A Man Who Lost His Wife To Cancer Recreated His Wedding Photos With His 3-Year-Old Daughter
Ben Nunery, an Ohio man who lost his wife Ali to cancer two years ago, wanted to create one last powerful memory of the house they built together before he and his daughter, Olivia, moved to a different neighborhood.
"These past two years have had no shortage of emotional hurdles to overcome, some small and some large, but none as big as saying goodbye to the home that Ali and I built together," Ben wrote on his blog. "In many ways it felt like the last vestige of the life that we set out to build together. It felt as though leaving that house would be the first step in a new life that Olivia and I would build together...without Ali."
To pay homage to the memories they made together in that home, Ben invited Ali's sister, professional photographer Melanie Pace, to recreate the wedding photos she had taken there more than four years ago. Three-year-old Olivia would take her mother's place.

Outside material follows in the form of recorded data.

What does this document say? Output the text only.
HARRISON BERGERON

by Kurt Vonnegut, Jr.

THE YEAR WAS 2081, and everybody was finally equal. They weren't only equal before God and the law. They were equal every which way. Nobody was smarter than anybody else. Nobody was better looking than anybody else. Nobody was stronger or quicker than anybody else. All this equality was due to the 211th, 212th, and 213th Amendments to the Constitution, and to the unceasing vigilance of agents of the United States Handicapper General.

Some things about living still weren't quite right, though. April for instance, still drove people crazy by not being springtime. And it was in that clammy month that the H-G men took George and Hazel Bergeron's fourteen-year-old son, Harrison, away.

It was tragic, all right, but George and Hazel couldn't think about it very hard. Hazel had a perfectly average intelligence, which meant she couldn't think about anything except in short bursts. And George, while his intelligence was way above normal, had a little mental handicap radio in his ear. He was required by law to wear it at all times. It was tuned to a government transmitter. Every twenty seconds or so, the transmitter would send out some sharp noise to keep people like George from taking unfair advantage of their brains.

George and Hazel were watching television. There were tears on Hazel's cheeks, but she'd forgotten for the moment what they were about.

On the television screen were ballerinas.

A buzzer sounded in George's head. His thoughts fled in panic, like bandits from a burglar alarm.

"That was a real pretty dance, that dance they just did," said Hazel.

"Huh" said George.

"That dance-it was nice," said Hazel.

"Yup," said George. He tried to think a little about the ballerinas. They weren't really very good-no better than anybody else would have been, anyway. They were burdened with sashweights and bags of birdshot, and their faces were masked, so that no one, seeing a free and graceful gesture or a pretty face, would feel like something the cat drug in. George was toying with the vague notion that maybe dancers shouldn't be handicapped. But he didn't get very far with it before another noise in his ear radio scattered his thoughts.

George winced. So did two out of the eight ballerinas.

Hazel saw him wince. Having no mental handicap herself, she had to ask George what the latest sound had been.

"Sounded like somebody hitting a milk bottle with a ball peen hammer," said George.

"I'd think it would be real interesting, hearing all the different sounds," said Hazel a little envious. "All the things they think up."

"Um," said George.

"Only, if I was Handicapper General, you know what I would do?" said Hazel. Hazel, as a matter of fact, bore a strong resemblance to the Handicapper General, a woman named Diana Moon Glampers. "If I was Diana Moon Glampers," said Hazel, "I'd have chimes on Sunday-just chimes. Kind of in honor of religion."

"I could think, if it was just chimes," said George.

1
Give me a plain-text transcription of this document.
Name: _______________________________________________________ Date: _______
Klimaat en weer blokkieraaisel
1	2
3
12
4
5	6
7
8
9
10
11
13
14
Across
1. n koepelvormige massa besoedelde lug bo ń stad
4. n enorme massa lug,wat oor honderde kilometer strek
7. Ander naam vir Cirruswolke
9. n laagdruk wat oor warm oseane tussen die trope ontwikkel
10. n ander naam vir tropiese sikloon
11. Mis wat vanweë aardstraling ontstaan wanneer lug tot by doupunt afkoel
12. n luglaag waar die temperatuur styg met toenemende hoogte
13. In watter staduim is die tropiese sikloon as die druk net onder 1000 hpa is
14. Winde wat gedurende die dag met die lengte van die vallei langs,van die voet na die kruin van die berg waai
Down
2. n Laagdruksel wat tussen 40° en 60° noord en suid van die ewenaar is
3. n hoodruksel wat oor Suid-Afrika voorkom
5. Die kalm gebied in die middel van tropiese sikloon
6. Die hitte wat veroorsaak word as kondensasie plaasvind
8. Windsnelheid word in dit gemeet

"We set out to once again do a photo session in that empty house. Only this time I would have a different partner, although one just as beautiful," Ben wrote on his blog. "It was fun and strange and sad and comforting and just about every other emotion you can think of."
On the left is a photo Ben and Ali took on their wedding day in 2009. They had bought the house just the day before, and it was still empty. The house was empty again in the recreated photo, this time because they were preparing to move.
"I did it so I would have something to show for the love and beauty that occupied that house for a short time in our lives," he wrote. "I wanted to be able to show Olivia the place where her mother and I started our lives together and dreamed of raising children."
Olivia finds her mother's curling iron in the hallway. On the right, Ali prepares for the big day.
In this photo, Olivia looked too small next to the railing, so Pace had the father-daughter pair play on the stairs instead.
"I thought it would be much harder to say goodbye in this way, but as I sat in the driveway, ready to drive away for the last time, I realized that it's just a house. The memories of Ali don't live in that house," Ben wrote. "They live with us, in our hearts."